Осознав ошибку, Вероника закрыла глаза. Она позволила себе думать открыто, ее размышления мог прочесть любой – и их считала Вал. Если способность мысленно общаться с животными, как у Вероники с Вал, встречалась часто – по словам Вал, в империи примерно у каждого десятого, а в Пире и того чаще, – то способность проникать в умы людей обнаруживалась реже, чем яйца феникса. Наделенных ею называли тенемагами. И уж совсем редко такой дар получали сразу два ребенка в семье, как Вал и Вероника. Тенемагия – не анимагия, по наследству не передается и, насколько знала Вероника, для большинства она миф: ею владели древние пирейские королевы и давно почившие герои старых легенд и эпосов.
Анимагия и так вне закона, магам приходилось осторожничать, а уж сестрам-тенемагам осторожничать приходилось вдвойне. Ведь если на анимагов в Пире смотрели сквозь пальцы, то за тенемагию Веронику с Вал непременно сдали бы властям. На всякую легенду о королеве – укротительнице феникса, обладавшей необыкновенной способностью отличать правду ото лжи, был рассказ-предостережение о злой ведьме, растлевающей души и порабощающей умы. По большей части, подозревала Вероника, это все чушь, но люди чураются необъяснимого. Так что Вал и Веронике для собственной же безопасности лучше было держать дар в тайне.
Однако Вал это, конечно же, не мешало применять тенемагию на Веронике всегда, когда вздумается.

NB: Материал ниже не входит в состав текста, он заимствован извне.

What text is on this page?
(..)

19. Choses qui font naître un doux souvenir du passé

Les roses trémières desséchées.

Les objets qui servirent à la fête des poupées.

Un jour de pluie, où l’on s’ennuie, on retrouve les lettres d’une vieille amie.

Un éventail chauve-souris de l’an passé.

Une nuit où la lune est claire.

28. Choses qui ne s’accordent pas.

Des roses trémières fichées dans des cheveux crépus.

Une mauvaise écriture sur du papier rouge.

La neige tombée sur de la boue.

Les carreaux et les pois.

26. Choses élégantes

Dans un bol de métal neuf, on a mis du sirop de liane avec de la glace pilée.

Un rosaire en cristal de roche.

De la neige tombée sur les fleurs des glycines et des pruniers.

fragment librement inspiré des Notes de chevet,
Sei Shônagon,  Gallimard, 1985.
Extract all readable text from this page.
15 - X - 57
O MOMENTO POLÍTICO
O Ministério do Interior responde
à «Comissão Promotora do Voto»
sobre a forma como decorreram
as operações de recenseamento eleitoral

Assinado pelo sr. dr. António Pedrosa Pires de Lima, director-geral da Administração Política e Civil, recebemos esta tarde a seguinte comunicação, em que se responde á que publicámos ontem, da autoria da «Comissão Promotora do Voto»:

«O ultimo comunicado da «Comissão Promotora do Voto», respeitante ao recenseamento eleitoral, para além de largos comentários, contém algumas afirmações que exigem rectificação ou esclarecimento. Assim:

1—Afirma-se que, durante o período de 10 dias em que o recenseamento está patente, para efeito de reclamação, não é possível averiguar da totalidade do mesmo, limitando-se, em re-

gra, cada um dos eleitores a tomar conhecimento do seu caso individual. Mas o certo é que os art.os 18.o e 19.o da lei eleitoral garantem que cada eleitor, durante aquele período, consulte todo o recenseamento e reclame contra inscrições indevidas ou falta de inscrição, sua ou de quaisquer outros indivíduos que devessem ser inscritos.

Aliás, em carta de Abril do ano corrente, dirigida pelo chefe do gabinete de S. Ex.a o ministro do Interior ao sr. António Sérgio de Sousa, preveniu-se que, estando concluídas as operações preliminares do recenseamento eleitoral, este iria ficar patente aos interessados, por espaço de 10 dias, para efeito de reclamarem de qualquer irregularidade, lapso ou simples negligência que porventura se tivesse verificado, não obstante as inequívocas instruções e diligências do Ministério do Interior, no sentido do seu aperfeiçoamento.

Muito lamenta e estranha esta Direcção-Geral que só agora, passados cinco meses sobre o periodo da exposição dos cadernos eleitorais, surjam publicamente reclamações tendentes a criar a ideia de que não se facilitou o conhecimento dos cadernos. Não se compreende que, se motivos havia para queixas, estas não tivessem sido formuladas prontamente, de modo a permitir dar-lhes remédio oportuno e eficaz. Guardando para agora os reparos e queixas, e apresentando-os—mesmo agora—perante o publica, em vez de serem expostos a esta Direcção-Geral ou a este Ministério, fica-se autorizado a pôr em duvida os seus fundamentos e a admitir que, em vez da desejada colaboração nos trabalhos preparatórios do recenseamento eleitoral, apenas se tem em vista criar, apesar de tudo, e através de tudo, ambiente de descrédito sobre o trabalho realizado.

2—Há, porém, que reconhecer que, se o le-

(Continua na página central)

«Ограждай разум», – мысленно велела Вал. Как и анимаги, тенемаги использовали дар, чтобы общаться, а еще – чтобы подчинять себе волю других. Последней возможностью Вал пользовалась частенько: когда нужна была еда, одежда, пристанище, но с сестрой она только общалась… Вероника на это надеялась. И все же она замечала, как сестра, стоит ее ослушаться, борется с искушением. Вероника прекрасно сознавала опасность такого сильного дара.
– Сейчас ужин приготовлю, – сказала Вероника, запирая мысли и чувства внутри и возводя вокруг них воображаемые стены – в точности как учила сестра. Обычно она неплохо справлялась с тем, чтобы скрывать мысли и чувства, но усталость сказывалась: они вот уже два дня поддерживали огонь, – и разум обнажился. Готовка поможет отвлечься от трепета предвкушения и болезненного страха, которые постоянно сменяли друг друга. Чем ближе подходил срок, когда птицам предстояло вылупиться, тем сильнее нарастал страх: вдруг что-то пойдет не так и все окажется напрасно.
От двух камней в очаге зависело все.
Сунув под мышку мешок риса, Вероника подвесила над краем очага тяжелый глиняный горшок.
– У нас еще есть немного лука и сушеного мяса, хватит на бульон и… Вал?
Послышался запах паленой ткани. Вал придвинулась к огню так близко, что задымился край накидки. Однако девушка оставалась неподвижной, как статуя, не замечая жара, а по ее испачканным сажей щекам текли слезы.
У Вероники сжалось сердце, и она устремила взгляд в огонь, надеясь застать там причину беспокойства сестры. И увидела, как одно из яиц покачнулось: в нем что-то застучало. Вероника затаила дыхание. Среди шипения и потрескивания в очаге послышалось, как внутри скорлупы что-то скребется.
В груди Вероники расцвела чистейшая и сильная надежда.
Вероника взглянула на Вал, как бы задавая сокровенный вопрос, надеясь, что ответ будет «да».
Сестра кивнула и чуть слышно шепнула:
– Срок пришел.
В начале были свет и тьма, солнце и луна – Аксура и ее сестра Нокс.
Аксура правила днем, Нокс – ночью, и вместе они хранили равновесие.
Однако ненасытная Нокс хотела большего и стала украдкой рыскать по небу и днем, выпуская детей, стриксов, дабы те сеяли по земле тень.
Желая сдержать голодную Нокс, дети Аксуры – фениксы – вступили в сражение. Сдержать тьму под силу только свету, и фениксы раз за разом побеждали стриксов.
Война длилась веками, и люди страдали под ее гнетом. Мудрая Аксура увидела в них не рабов, но союзников.
И вот, приняв облик феникса, она спустилась к пирейским племенам на высочайшую вершину Пирмонта.
– Есть ли среди вас отважные и бесстрашные? – спросила она.
– Нет храбрости без страха, – отвечала ей Нефира, вождь племени.
Аксуре ответ пришелся по душе, и она предложила испытание. Зажгла огонь, пламя которого поднялось выше деревьев, и велела Нефире войти в него – дабы доказать свою веру.
Нефира послушалась и заживо сгорела, но смерть не стала для нее концом
В огонь она вошла вождем племени, а вышла анимагом, тенемагом, первой королевой-наездницей.